When are dynamic checks necessary?  Generally, you're trying to do
something that can be written as an assignment.  Since types are
essentially sets, the LHS has to be a subset of the RHS in order for
us to make the determination that an assignment will always yield an
object of a legal type.  If the LHS and RHS are disjoint (well, if
None is the only shared value w/ object types), that should never be
possible.  If there is some overlap, then a dynamic cast is required.
I'd *really* like to see it be the case that the only times that "foo"
is in the same set of values as 12 is when parametric polymorphism is
involved, and with the any type.

I am aware that not allowing OR'd types makes things a bit harder for
legacy code that people want to change to use the type system (such as
the standard library).  The one place where it's a big issue is with
heterogenous lists.  However, I think it really reduces the power of a
type system to allow a list to be typed (string|integer|file), etc.


> > 
> > decl z :- integer
> > typecase a:
> >   case (x :- integer, y :- integer) : z = x + y
> >   case (x :- integer,)              : z = x
> >   case x :- integer                 : z = x
> > 
> > That's not quite as bad.
> 
> With regards to type casing possibly causing the language to slow down
> by bringing the static type information into runtime, do you think it
> would be reasonable to allow typecasing only on types that are easily
> expressible in terms of the existing dynamic type system?  It seems to
> me that this approach would save a lot of work, limit the runtime
> overhead, and discourage OR'ing all at once. 

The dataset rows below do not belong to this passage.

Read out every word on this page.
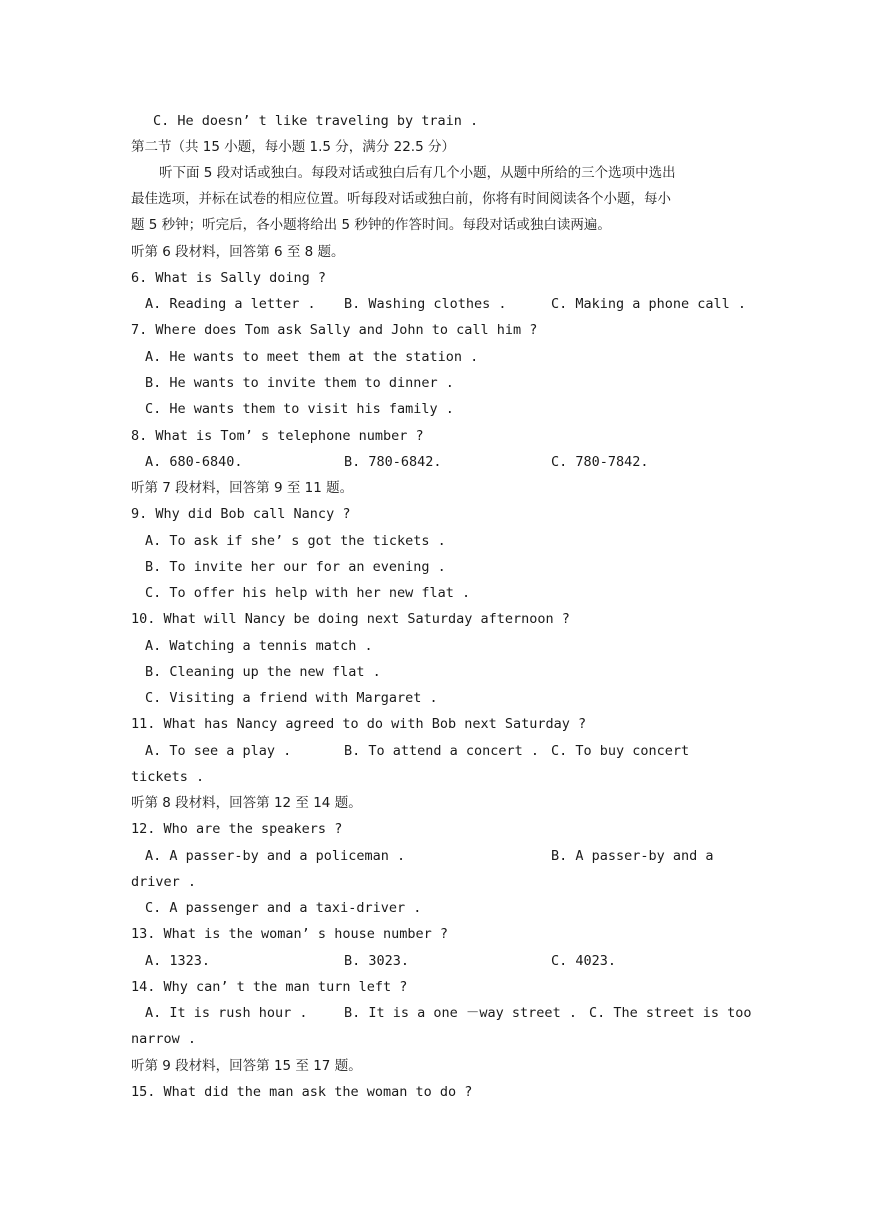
C. He doesn’ t like traveling by train .
第二节（共 15 小题，每小题 1.5 分，满分 22.5 分）
听下面 5 段对话或独白。每段对话或独白后有几个小题，从题中所给的三个选项中选出
最佳选项，并标在试卷的相应位置。听每段对话或独白前，你将有时间阅读各个小题，每小
题 5 秒钟；听完后，各小题将给出 5 秒钟的作答时间。每段对话或独白读两遍。
听第 6 段材料，回答第 6 至 8 题。
6. What is Sally doing ?
A. Reading a letter . B. Washing clothes .	C. Making a phone call .
7. Where does Tom ask Sally and John to call him ?
A. He wants to meet them at the station .
B. He wants to invite them to dinner .
C. He wants them to visit his family .
8. What is Tom’ s telephone number ?
A. 680-6840.	B. 780-6842.	C. 780-7842.
听第 7 段材料，回答第 9 至 11 题。
9. Why did Bob call Nancy ?
A. To ask if she’ s got the tickets .
B. To invite her our for an evening .
C. To offer his help with her new flat .
10. What will Nancy be doing next Saturday afternoon ?
A. Watching a tennis match .
B. Cleaning up the new flat .
C. Visiting a friend with Margaret .
11. What has Nancy agreed to do with Bob next Saturday ?
A. To see a play .	B. To attend a concert . C. To buy concert
tickets .
听第 8 段材料，回答第 12 至 14 题。
12. Who are the speakers ?
A. A passer-by and a policeman .	B. A passer-by and a
driver .
C. A passenger and a taxi-driver .
13. What is the woman’ s house number ?
A. 1323.	B. 3023.	C. 4023.
14. Why can’ t the man turn left ?
A. It is rush hour .	B. It is a one －way street . C. The street is too
narrow .
听第 9 段材料，回答第 15 至 17 题。
15. What did the man ask the woman to do ?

Well, any time you have to dynamically cast there's going to be a
performance hit.  I'm not really worried about matching, though.  You
can do it fairly efficiently, plus it satisfies the principal of
localized cost... the feature costs the programmer nothing unless he
uses it.  Also, I think that our most important goal here is to design
the right type system for python, not to pick one that is very easy to
implement...



> 
> Have you read about expressing the above with "mytype"?  that is:
> 
> interface if_LinkedList:
> 	def add(self, l :- mytype):
> 		...
> 		
> class LinkedList(if_LinkedList):
> 	def add(self, l):
> 		...
> 
> class BiDirectionalLinkedList(LinkedList):
> 	...
> 
> the syntax is fairly simple, and 'mytype' just means the type of
> instances of the class that implements the method.

Well, first of all, let me say that covariance provides a much more
elegent solution to the problem.  Type variables are not as easy for
the average programmer to understand.  If type variables are done
right, then they'd basically duplicate language features like
genericity.  No one wants to have non-orthogonal constructs, so we'd
probably remove genericity, which would result in a type system that's
more difficult to explain and use, plus not nearly as well understood.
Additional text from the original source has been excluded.